Lalu, saya ingat betul cerita orang-orang dan di buku-buku ihwal kengerian di penjara politik. Setruman listrik, tendangan dan pukulan yang siap mendarat, hardikan dan teriakan kasar sipir, makanan yang menjijikan, dan intinya adalah hewanisasi insan. Itulah menu harian penghuni sel.

Sontak saja saya berdo'a dengan sepenuh hati. "Ya Allah, selamatkanlah hamba-Mu ini... Ya Allah, jauhkanlah saya dari kekejaman orang-orang zalim... Ya Allah, teguhkanlah hatiku atas cobaan ini..." Dan saya pun terus komat-kamit mengeja lafal do'a di atas.

Jujur saja, sepanjang hayatku, tak pernah saya memohon sesyahdu dan sekhidmat itu. Tapi kali itu, hatiku diseret untuk mengemis kasih-Nya. Asaku bermuara di hulu cinta-Nya. Dan Firman-Nya pun menyentil qalbuku yang gelisah menggulana.

Atau siapakah yang memperkenankan (do'a) orang yang dalam kesulitan apabila ia berdo'a kepada-Nya, dan yang menghilangkan kesusahan... (An-Naml: 62)

Dan benar saja, Yang di atas sana mendengar jeritan kami. Hanya siksaan mental yang mendera kami. Dikurung di bawah tanah selama tiga pekan tanpa nur mentari. Pengisi perut yang terhidang di ember bak dedak pakan ternak, plus lauk sayuran yang hambar tak berasa, dibalut kepedihan serta nestapa yang menganga.

Dan di saat gamang itulah sosok santun itu kembali menyapa kami. Ia muncul laksana induk ayam temukan anak-anaknya. Kami dirangkulnya. Kami dihiburnya. Ia ajari kami hakikat kesabaran. Ajari kami tentang optimisme. Ceburkan kami ke samudera ketabahan dan ketegaran. Suapi kami dengan lantunan kalam ilahi. Dan yang terpenting, ia ajari kami untuk menangis sembari mengais rahmat-Nya, dalam shalat berjamaah kami, dalam sahur dan ifthar puasa kami, dalam zikir kami dan do'a-do'a parau kami. Geliat yang jarang kami lakukan di luar sel sana. Kami terhenyak, ternyata dunia telah memalingkan kami. Sejatinya kita bercermin diri,

Maka hendaklah mereka tertawa sedikit dan menangis banyak... (At-Taubah: 82)

Saya merenung, jangan-jangan sosok itu tengah menafsir ulang petuah Yusuf as,

"Wahai Tuhanku, penjara lebih aku sukai daripada memenuhi ajakan mereka kepadaku." (Yusuf: 33)

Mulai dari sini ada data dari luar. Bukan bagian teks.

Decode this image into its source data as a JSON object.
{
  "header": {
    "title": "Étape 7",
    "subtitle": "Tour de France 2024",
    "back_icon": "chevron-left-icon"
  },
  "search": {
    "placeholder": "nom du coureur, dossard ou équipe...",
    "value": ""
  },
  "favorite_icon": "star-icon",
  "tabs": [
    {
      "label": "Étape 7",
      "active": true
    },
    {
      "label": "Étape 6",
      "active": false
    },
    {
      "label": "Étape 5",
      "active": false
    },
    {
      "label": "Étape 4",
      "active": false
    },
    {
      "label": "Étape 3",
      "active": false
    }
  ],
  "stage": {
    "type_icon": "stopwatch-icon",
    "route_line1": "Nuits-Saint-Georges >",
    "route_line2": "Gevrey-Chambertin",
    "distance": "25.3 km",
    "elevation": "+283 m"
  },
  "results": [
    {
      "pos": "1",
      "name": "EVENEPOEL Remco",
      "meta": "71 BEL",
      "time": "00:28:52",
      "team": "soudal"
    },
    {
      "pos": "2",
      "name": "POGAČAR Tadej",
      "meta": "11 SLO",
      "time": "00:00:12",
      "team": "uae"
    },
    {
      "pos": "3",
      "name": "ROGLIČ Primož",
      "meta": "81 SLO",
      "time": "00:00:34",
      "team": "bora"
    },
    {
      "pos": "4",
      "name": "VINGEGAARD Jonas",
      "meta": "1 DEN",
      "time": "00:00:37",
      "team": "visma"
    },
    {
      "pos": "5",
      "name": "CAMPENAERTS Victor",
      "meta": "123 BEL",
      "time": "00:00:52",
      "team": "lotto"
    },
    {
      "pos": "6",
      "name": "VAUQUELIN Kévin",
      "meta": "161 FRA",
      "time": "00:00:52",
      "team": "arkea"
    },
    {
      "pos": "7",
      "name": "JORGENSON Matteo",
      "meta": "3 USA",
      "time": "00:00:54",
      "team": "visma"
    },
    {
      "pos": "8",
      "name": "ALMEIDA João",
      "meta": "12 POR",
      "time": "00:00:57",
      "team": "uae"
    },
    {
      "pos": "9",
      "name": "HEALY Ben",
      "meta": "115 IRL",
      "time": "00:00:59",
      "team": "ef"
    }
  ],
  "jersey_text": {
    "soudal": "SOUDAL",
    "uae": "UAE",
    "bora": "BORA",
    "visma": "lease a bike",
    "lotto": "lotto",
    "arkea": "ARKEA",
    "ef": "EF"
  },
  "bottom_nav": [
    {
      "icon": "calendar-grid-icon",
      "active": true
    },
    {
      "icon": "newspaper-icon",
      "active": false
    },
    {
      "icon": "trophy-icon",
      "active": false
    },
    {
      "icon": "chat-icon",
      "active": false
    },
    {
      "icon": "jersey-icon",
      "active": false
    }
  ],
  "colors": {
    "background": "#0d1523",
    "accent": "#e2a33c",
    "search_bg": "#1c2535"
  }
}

Lalu, saat kami bersiap ke peraduan menjemput mimpi, kulihat sosok itu masygul dengan shalatnya. Selepas Isya hingga larut ia habiskan waktunya untuk shalat dan terus shalat, lalu, tetes air matanya yang meleleh tengah mengiba Tuhannya. Ia tak kenal jemu untuk memohon dan terus memohon. Itulah pemandangan jelang larut malam selama tiga pekan kami mendekam. Sementara saya hanya melongo, berpikir dan memutar otak bagaimana caranya cepat keluar dari penderitaan ini.

Tapi, berkat sentuhan lembut sosok santun itu, ternyata dari hari ke hari, kami lewatkan bersamanya dalam bara tazkiah yang membara. Sehingga jalinan kasih kami mengerat jiwa dan terhimpun dalam cinta-Nya. Ia bagian dari kami dan kami pun bagian darinya. Kami seperti satu saudara, dan memang sesama Muslim wajib bersaudara.

Sampai kemudian, tepat tiga pekan setelah kami "ditraining" di sel, kami bebas. Tak pelak senyum sumringah menghiasi raut muka kami. Kami bergegas dan terus bergegas tanpa hirau. Tapi, tahukah Anda, di manakah gerangan sosok santun itu ketika kami bergegas? Ternyata kami telah melupakannya. Saking gembiranya, kami lupa bahwa ia tengah berada di kamar mandi sel.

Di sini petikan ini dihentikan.